Anal Chem. 2013 Mar 19;85(6):3071-8. doi: 10.1021/ac302528v. Epub 2013 Mar 6.
A memory efficient algorithm for the computation of principal component analysis (PCA) of large mass spectrometry imaging data sets is presented. Mass spectrometry imaging (MSI) enables two- and three-dimensional overviews of hundreds of unlabeled molecular species in complex samples such as intact tissue. PCA, in combination with data binning or other reduction algorithms, has been widely used in the unsupervised processing of MSI data and as a dimentionality reduction method prior to clustering and spatial segmentation. Standard implementations of PCA require the data to be stored in random access memory. This imposes an upper limit on the amount of data that can be processed, necessitating a compromise between the number of pixels and the number of peaks to include. With increasing interest in multivariate analysis of large 3D multislice data sets and ongoing improvements in instrumentation, the ability to retain all pixels and many more peaks is increasingly important. We present a new method which has no limitation on the number of pixels and allows an increased number of peaks to be retained. The new technique was validated against the MATLAB (The MathWorks Inc., Natick, Massachusetts) implementation of PCA (princomp) and then used to reduce, without discarding peaks or pixels, multiple serial sections acquired from a single mouse brain which was too large to be analyzed with princomp. Then, k-means clustering was performed on the reduced data set. We further demonstrate with simulated data of 83 slices, comprising 20,535 pixels per slice and equaling 44 GB of data, that the new method can be used in combination with existing tools to process an entire organ. MATLAB code implementing the memory efficient PCA algorithm is provided.

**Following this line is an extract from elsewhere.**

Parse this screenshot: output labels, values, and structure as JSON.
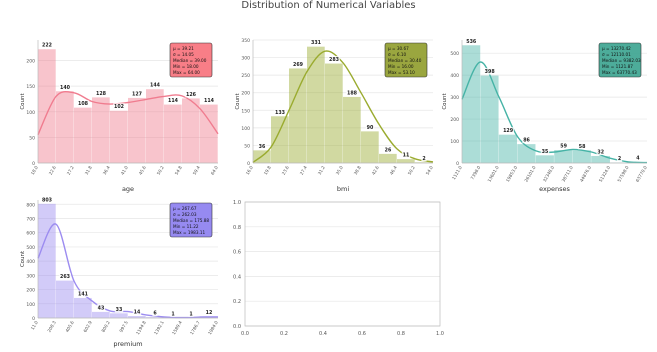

提出了一种用于计算大型质谱成像数据集主成分分析(PCA)的内存高效算法。质谱成像(MSI)能够在复杂样本(如完整组织)中对数百种未标记的分子物种进行二维和三维概述。PCA 与数据-bin 或其他降维算法相结合,已广泛应用于 MSI 数据的无监督处理,以及在聚类和空间分割之前作为降维方法。PCA 的标准实现要求数据存储在随机存取存储器中。这对可以处理的数据量施加了上限,因此需要在像素数量和要包含的峰数量之间进行折衷。随着对大型 3D 多切片数据集的多元分析的兴趣增加以及仪器的不断改进,保留所有像素和更多峰的能力变得越来越重要。我们提出了一种新方法,该方法对像素数量没有限制,并允许保留更多的峰。新方法通过与 MATLAB(马萨诸塞州纳蒂克的 The MathWorks Inc.)实现的 PCA(princomp)进行验证,然后用于减少单个鼠标大脑的多个连续切片,而无需丢弃峰或像素,该大脑太大而无法用 princomp 进行分析。然后,在缩减的数据集中执行 k-均值聚类。我们进一步用包含 83 个切片、每个切片包含 20,535 个像素、总计 44GB 数据的模拟数据证明,新方法可以与现有工具结合使用来处理整个器官。提供了实现内存高效 PCA 算法的 MATLAB 代码。